Everyone's been discussing the Twitter effect with this news story, the amount of uncensored voices coming off the streets of Tehran right into homes across the world, and it is astonishing. It's also fascinating to see the way media is handling media - so there is old stalwart CNN, suddenly risking being seen as dated, clicking through online and recommending, on air and online, Andrew Sullivan's blog. It's nice to see in this enthusiasm for all things immediate that someone thought of books, for those of us that want to see real time but also want the full back story.

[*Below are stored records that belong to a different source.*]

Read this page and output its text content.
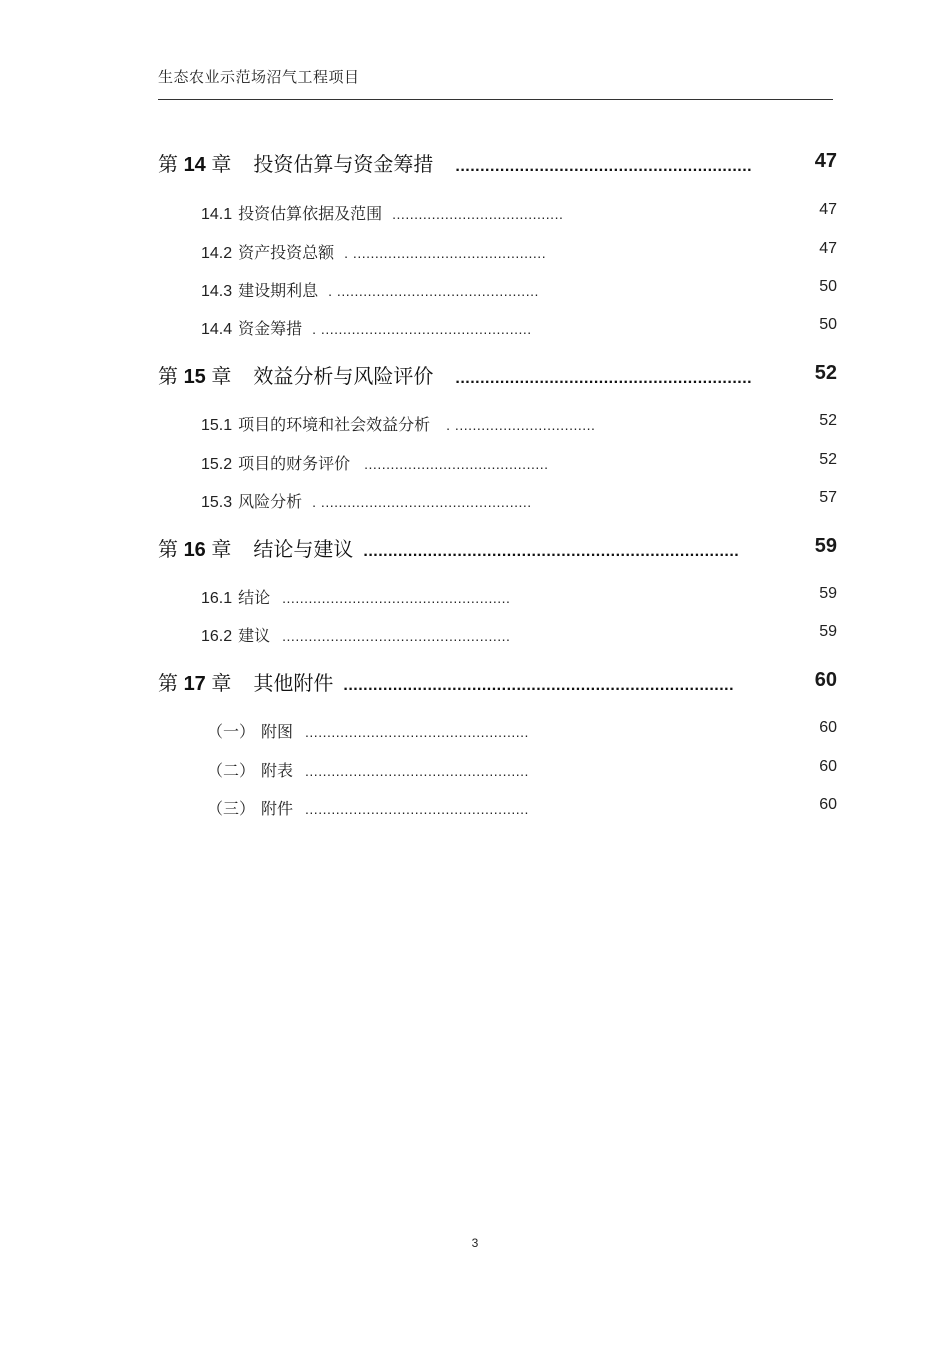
生态农业示范场沼气工程项目
第 14 章 投资估算与资金筹措 ............................................................	47
14.1 投资估算依据及范围 .......................................	47
14.2 资产投资总额 . ............................................	47
14.3 建设期利息 . ..............................................	50
14.4 资金筹措 . ................................................	50
第 15 章 效益分析与风险评价 ............................................................	52
15.1 项目的环境和社会效益分析 . ................................	52
15.2 项目的财务评价 ..........................................	52
15.3 风险分析 . ................................................	57
第 16 章 结论与建议 ............................................................................	59
16.1 结论 ....................................................	59
16.2 建议 ....................................................	59
第 17 章 其他附件 ...............................................................................	60
（一） 附图 ...................................................	60
（二） 附表 ...................................................	60
（三） 附件 ...................................................	60
3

The second item I wanted to note here was new Granta editor John Freeman's plea for print in the UK Independent. While I admire his rhetoric here in arguing for the importance of print publications, I also appreciate how he ties in the importance of literary voices, first:
Publishers are still buying multi-million celebrity "books" but grow antsy when it comes to signing up literary writers, the type whose fourth or fifth book (such as Joseph O'Neill's Netherland) might someday underwrite an entire season. It's always the end times in publishing, sure, but due to the anxiety over new technology and the comeuppance created by far too much corporate merging these are especially dour ones...

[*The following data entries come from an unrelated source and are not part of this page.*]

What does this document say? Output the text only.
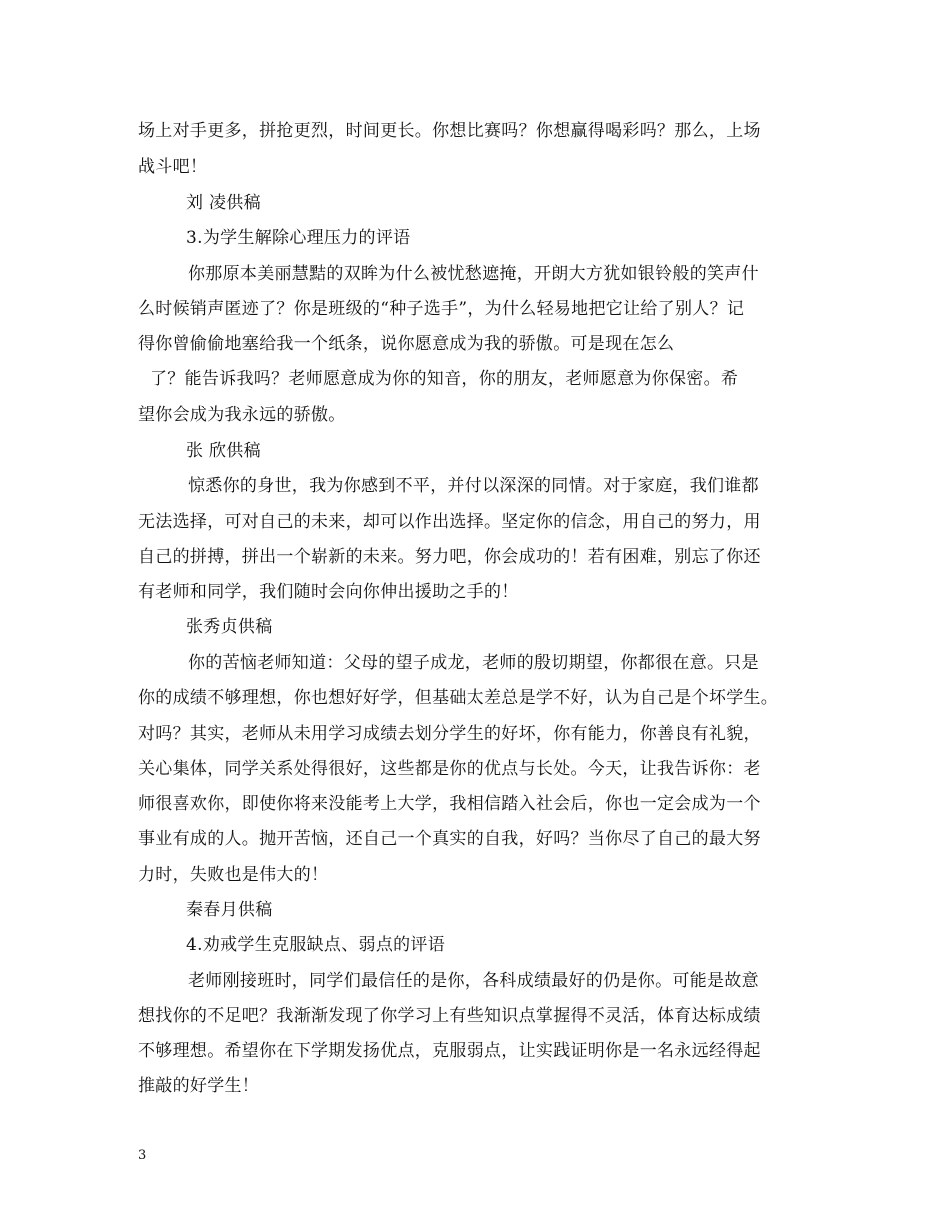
场上对手更多，拼抢更烈，时间更长。你想比赛吗？你想赢得喝彩吗？那么，上场
战斗吧！
刘 凌供稿
3.为学生解除心理压力的评语
你那原本美丽慧黠的双眸为什么被忧愁遮掩，开朗大方犹如银铃般的笑声什
么时候销声匿迹了？你是班级的“种子选手”，为什么轻易地把它让给了别人？记
得你曾偷偷地塞给我一个纸条，说你愿意成为我的骄傲。可是现在怎么
了？能告诉我吗？老师愿意成为你的知音，你的朋友，老师愿意为你保密。希
望你会成为我永远的骄傲。
张 欣供稿
惊悉你的身世，我为你感到不平，并付以深深的同情。对于家庭，我们谁都
无法选择，可对自己的未来，却可以作出选择。坚定你的信念，用自己的努力，用
自己的拼搏，拼出一个崭新的未来。努力吧，你会成功的！若有困难，别忘了你还
有老师和同学，我们随时会向你伸出援助之手的！
张秀贞供稿
你的苦恼老师知道：父母的望子成龙，老师的殷切期望，你都很在意。只是
你的成绩不够理想，你也想好好学，但基础太差总是学不好，认为自己是个坏学生。
对吗？其实，老师从未用学习成绩去划分学生的好坏，你有能力，你善良有礼貌，
关心集体，同学关系处得很好，这些都是你的优点与长处。今天，让我告诉你：老
师很喜欢你，即使你将来没能考上大学，我相信踏入社会后，你也一定会成为一个
事业有成的人。抛开苦恼，还自己一个真实的自我，好吗？当你尽了自己的最大努
力时，失败也是伟大的！
秦春月供稿
4.劝戒学生克服缺点、弱点的评语
老师刚接班时，同学们最信任的是你，各科成绩最好的仍是你。可能是故意
想找你的不足吧？我渐渐发现了你学习上有些知识点掌握得不灵活，体育达标成绩
不够理想。希望你在下学期发扬优点，克服弱点，让实践证明你是一名永远经得起
推敲的好学生！
3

A week ago, a friend told me that one of the largest publishers in the US had recently done a survey. The pure cost of making a book, they discovered – before paying any advance – was roughly $65,000. That was the number editors had to keep in mind before they made any decision about signing up a new title.
Could it conceivably earn back $65,000? This question puts most types of literature at an instant disadvantage. Do any books of poems earn back $65,000? What about a short story collection? Can any book in translation stride over that mighty financial hurdle? Or a collection of novellas? Maybe that number was revealed to editors as a reminder, not a rule, but it points rather unsubtly toward what sells: entertainment, scandal, politics, and famous writers with known audiences.

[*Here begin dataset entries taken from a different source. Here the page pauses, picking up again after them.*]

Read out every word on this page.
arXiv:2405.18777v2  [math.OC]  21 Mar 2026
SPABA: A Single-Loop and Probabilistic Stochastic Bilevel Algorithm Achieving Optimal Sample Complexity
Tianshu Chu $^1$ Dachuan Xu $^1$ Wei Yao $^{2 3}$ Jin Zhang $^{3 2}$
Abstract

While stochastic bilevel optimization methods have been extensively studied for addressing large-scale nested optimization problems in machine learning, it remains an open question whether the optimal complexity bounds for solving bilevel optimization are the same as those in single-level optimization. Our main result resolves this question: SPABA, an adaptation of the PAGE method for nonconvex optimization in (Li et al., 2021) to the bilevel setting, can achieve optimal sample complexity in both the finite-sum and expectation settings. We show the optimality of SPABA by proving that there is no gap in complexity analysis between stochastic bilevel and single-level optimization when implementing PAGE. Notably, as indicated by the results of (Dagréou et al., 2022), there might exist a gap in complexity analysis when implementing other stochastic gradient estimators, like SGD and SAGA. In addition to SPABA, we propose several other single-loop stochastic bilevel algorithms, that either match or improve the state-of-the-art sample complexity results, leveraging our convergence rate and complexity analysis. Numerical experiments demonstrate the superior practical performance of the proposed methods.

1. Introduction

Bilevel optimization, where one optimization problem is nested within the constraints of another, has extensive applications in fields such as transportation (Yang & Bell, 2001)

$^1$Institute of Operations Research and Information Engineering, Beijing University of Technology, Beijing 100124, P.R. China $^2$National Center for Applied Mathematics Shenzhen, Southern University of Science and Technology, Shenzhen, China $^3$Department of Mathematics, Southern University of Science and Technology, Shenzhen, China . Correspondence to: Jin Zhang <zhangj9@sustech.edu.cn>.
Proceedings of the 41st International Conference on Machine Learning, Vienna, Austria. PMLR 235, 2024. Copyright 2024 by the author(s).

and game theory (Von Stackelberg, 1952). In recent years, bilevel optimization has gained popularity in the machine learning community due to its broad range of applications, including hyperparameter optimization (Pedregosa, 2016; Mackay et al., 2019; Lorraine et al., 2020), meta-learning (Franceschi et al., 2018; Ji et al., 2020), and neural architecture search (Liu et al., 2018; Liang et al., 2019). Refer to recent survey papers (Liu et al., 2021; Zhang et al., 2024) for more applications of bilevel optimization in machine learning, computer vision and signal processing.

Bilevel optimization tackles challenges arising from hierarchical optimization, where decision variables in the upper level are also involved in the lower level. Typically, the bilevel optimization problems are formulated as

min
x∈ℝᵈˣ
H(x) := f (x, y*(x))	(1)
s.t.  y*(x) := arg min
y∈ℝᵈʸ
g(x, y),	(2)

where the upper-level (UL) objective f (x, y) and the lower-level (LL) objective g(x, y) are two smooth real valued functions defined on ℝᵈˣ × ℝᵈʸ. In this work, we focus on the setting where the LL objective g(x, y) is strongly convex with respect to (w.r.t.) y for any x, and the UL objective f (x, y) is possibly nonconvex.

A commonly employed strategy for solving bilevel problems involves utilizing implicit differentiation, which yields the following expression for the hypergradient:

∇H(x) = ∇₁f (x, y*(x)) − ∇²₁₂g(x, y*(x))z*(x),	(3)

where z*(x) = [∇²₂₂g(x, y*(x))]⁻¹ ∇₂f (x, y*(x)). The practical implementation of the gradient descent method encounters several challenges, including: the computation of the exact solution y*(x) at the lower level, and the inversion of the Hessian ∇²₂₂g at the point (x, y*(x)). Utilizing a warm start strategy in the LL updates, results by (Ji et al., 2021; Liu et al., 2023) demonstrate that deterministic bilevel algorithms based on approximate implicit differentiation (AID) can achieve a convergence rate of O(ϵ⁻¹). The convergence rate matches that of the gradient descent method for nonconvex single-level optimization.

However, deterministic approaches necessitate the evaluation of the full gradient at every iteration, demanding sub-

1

And then pulls in international voices in particular, combining his perspective on technology with the reality of new literary voices emerging from anywhere and everywhere:
While American literature remains enormously vital and restless – could England ever have produced a Thomas Pynchon? Junot Diaz? – a literary journal cannot in good conscience pretend that an Anglo-American dialogue is at the heart of our cultures. Not when Nigeria alone has given us Chimamanda Adichie, Helon Habila and Uwem Akpan. Not when Kiran Desai and Suketu Mehta are exploring New York more viscerally than most writers born there, or when some of America's most exciting young novelists, such as Dave Eggers and Tony D'Souza, are finding a way to tell vital stories set in Sudan and Western Africa...
In troubled and violent times, we do not have the luxury to avoid the hard questions which have stalked English language publishing in recent years. What stories are made visible? In what syntax do they appear? Why are writers in translation made to speak on behalf of their entire country?
Another fair point.
Freeman makes a solid case for the importance of print as he wraps up, spinning ideas around but somehow having them land on their feet: "If the forces at work in publishing persist, we're moving towards a world with less and less available in print. Publication on an actual press upon paper which was once a tree will become special again, as it should be - a cause for celebration." Once again, a vision I can support.
May Granta live on, then, and prosper!